People in this conversation

  • Totally agree with you on this game being very poor for disabled people.

    Just wish I'd read this review before buying the game, at least I bought it second hand though from eBay so didn't spend too much on it.

    I have Dyspraxia, Asperger's and ADHD and find the hand-eye co-ordination in some parts of the game really hard, especially when trying to battle some of the baddies and you need to keep an eye on the one that turns red and press the Y button just at the precise time or else your lying on the floor as a punishment for being dyspraxic, and before you know it your in hospital using the money you've earned to buy that sports car for hospital bills.

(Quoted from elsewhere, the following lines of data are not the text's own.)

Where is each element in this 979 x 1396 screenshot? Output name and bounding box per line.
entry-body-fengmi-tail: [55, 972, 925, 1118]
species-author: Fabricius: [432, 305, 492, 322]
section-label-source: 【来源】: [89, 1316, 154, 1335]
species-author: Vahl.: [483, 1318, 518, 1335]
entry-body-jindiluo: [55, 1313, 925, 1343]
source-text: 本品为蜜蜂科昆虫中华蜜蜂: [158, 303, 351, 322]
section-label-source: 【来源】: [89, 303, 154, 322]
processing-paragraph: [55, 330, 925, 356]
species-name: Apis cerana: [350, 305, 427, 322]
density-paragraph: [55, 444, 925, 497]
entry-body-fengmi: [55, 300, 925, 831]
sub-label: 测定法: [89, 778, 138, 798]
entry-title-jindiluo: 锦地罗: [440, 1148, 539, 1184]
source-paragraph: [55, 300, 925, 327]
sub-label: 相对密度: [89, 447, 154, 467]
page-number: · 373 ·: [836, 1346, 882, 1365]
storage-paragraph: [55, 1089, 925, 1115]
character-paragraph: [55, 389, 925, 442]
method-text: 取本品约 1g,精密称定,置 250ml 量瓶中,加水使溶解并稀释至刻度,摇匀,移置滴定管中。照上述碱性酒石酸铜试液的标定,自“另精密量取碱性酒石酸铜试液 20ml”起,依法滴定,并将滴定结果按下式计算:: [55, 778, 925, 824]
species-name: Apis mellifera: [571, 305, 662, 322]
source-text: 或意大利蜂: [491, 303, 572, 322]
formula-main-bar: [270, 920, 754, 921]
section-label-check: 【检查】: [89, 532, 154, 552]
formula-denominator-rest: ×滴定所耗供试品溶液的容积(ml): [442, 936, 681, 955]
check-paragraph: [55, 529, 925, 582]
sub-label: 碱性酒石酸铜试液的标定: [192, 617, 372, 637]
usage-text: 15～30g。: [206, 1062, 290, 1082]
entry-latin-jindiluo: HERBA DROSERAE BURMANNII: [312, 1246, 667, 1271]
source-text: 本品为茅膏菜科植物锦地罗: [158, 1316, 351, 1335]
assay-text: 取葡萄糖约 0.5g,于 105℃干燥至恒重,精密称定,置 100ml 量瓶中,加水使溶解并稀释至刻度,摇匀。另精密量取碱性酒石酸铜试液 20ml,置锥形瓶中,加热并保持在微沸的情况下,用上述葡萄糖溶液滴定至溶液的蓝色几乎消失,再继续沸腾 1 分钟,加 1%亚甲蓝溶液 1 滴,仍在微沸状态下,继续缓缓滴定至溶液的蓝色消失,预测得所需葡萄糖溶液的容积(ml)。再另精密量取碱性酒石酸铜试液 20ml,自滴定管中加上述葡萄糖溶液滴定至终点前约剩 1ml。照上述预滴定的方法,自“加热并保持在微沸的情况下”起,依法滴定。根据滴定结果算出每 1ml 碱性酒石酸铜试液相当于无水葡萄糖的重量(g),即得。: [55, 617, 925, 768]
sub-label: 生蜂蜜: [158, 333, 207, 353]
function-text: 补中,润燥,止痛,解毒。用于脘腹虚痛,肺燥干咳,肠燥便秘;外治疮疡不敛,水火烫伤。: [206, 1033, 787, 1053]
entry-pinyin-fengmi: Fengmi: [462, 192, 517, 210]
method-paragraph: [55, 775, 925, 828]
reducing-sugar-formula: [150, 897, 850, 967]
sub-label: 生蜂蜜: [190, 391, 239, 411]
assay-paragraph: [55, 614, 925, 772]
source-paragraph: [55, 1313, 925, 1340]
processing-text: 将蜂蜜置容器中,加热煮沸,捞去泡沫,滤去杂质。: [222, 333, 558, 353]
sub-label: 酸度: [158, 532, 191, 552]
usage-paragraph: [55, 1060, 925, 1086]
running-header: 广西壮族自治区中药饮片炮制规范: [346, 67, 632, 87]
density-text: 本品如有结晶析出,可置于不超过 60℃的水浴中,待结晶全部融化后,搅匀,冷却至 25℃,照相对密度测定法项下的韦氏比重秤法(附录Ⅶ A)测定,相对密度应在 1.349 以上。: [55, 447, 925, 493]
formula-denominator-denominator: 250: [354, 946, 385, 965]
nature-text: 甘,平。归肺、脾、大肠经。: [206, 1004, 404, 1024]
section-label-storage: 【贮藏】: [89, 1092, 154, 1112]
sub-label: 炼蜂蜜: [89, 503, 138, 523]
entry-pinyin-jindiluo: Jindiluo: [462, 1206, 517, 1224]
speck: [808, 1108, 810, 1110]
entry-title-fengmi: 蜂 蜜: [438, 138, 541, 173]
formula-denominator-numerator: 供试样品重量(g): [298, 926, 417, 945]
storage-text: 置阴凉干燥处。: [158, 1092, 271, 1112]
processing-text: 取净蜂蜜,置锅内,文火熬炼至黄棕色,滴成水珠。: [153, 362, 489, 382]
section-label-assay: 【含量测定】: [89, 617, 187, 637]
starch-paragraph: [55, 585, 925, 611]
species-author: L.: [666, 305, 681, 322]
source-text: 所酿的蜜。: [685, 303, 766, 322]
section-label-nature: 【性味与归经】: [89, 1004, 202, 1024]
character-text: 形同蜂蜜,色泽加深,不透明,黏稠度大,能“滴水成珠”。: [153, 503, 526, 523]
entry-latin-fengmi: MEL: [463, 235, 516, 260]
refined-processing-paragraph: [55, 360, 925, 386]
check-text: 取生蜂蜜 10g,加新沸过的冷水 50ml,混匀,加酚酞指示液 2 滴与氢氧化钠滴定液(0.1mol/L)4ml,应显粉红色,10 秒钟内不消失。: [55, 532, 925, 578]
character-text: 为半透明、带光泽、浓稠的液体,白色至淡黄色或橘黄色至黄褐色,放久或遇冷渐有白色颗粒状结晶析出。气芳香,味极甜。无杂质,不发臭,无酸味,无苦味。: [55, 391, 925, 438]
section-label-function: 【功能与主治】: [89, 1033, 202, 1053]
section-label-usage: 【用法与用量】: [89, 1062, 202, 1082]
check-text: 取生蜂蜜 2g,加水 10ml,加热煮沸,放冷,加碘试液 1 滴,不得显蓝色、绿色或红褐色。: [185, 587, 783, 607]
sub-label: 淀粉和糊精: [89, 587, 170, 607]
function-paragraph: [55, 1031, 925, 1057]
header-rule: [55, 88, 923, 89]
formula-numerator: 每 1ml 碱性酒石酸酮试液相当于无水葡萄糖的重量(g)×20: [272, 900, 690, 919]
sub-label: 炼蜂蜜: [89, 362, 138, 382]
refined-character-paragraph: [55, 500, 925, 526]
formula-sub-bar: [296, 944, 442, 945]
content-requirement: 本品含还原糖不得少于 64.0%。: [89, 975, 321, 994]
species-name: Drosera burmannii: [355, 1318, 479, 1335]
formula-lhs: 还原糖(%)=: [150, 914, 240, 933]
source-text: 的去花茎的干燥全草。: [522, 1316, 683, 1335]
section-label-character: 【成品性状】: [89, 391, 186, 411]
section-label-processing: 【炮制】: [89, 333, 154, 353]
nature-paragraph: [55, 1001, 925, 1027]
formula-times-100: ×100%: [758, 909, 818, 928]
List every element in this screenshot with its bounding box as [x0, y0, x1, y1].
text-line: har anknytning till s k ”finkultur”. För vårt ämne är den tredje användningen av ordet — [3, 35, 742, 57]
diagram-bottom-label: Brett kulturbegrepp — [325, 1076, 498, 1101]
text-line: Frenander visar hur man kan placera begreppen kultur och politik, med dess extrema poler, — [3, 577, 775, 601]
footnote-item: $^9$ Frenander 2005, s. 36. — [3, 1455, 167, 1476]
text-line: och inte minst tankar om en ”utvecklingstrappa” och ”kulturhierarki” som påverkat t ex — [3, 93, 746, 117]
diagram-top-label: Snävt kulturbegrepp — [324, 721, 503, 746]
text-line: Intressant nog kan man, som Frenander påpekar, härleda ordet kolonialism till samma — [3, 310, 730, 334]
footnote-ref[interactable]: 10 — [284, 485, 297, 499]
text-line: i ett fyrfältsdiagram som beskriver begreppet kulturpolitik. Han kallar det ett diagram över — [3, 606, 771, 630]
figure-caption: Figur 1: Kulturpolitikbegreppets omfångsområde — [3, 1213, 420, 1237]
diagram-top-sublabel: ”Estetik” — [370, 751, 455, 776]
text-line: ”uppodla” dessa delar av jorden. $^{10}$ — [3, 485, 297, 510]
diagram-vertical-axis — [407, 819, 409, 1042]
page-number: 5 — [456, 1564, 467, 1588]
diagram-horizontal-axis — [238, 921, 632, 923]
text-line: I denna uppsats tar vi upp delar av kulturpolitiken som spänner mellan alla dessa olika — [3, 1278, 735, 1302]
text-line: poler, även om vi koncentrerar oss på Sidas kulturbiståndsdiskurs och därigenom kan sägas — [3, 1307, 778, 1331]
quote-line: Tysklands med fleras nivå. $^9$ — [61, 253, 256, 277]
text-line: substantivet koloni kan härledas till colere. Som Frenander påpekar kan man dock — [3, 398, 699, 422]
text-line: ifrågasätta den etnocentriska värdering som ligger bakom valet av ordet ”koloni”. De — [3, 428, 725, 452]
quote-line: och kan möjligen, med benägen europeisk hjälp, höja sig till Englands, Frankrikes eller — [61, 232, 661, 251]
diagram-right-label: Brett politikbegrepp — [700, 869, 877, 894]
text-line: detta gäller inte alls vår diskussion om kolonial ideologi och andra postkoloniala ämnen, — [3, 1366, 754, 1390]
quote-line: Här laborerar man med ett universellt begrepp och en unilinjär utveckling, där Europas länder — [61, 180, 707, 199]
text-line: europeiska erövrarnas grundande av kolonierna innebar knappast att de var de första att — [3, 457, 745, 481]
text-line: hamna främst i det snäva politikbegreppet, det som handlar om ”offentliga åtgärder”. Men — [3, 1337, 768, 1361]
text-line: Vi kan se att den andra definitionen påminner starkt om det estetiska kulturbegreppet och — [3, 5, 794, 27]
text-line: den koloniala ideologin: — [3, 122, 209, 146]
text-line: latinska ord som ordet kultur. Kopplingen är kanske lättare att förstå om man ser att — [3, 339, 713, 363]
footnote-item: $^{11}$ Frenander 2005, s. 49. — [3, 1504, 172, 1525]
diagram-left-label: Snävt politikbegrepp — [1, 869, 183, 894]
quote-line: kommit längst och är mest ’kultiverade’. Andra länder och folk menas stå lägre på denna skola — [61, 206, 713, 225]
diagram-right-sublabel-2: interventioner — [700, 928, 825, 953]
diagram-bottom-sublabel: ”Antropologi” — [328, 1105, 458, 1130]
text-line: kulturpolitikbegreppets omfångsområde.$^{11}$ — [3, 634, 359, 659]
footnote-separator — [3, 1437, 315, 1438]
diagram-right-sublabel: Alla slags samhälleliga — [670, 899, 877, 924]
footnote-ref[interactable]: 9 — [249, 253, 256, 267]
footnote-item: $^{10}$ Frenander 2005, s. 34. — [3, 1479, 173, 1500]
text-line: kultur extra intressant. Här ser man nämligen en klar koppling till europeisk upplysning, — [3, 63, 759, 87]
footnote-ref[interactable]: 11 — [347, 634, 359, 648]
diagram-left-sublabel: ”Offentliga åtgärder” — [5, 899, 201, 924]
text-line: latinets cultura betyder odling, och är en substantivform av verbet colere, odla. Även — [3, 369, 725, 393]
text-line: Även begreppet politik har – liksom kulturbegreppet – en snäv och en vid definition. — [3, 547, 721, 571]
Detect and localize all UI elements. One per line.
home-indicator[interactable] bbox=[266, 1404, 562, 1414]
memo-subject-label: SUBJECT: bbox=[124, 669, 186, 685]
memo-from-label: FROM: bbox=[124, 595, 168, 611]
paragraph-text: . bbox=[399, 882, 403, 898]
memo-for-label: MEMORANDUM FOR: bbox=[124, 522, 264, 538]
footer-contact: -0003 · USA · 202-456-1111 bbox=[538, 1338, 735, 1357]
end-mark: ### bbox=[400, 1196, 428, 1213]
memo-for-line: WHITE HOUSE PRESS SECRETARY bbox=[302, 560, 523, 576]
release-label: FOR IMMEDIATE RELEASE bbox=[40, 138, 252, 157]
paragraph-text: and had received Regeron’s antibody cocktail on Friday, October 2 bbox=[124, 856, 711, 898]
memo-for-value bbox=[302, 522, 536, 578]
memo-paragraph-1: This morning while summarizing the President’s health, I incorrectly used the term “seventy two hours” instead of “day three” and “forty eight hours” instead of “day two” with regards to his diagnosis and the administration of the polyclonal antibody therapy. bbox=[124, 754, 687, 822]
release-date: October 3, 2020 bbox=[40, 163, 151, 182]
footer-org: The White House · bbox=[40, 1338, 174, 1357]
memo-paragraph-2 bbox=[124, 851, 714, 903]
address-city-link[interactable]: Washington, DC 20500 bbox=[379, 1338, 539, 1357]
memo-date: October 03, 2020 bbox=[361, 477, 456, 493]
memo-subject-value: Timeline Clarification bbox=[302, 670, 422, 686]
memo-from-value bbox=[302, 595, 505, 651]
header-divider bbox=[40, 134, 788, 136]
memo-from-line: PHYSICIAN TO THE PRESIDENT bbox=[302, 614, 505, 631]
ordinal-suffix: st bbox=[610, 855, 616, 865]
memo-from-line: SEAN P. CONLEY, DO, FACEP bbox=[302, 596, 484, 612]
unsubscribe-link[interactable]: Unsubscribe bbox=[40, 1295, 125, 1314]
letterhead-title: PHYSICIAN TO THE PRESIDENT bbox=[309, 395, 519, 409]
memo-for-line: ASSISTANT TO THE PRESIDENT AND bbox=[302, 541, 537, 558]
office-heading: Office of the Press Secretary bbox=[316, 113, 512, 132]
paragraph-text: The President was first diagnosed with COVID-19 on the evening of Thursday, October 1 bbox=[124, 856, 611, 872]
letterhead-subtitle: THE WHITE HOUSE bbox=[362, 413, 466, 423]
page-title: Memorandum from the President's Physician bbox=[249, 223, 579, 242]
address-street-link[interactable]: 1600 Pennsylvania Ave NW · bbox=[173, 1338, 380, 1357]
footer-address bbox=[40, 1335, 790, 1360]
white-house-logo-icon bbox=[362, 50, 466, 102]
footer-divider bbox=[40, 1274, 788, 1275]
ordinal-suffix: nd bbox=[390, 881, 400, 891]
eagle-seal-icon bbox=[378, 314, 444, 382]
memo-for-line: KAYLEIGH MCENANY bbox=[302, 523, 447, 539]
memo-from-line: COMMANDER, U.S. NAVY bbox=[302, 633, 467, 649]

    A really frustrating game and very badly designed. I was surprised that there is no "difficulty" option on it to make it a bit more easier for people with disabilities, clearly Square Enix is a company that doesn't give a damn about disabled gamers. This is the first Square Enix game I've ever bought as I saw the Final Fantasy games but was never overly impressed by them, and I'll certainly be thinking twice about buying another Square Enix game.

    Btw if you want a similar style game that is much more fun and far easier for people with disabilities I'd highly recommend The Saboteur, it's set in Germany rather than China, but it's a lot more fun and a lot better designed.

  • Thanks for reading as well as for your feedback. Sorry to hear you had to find out about Sleeping Dogs via first-hand experience. Square Enix is horrible at accessibility, and unfortunately they keep putting out really lackluster games for people with disabilities. We can only hope one day it changes, but until then, AG will be here to report on all the deuces they release.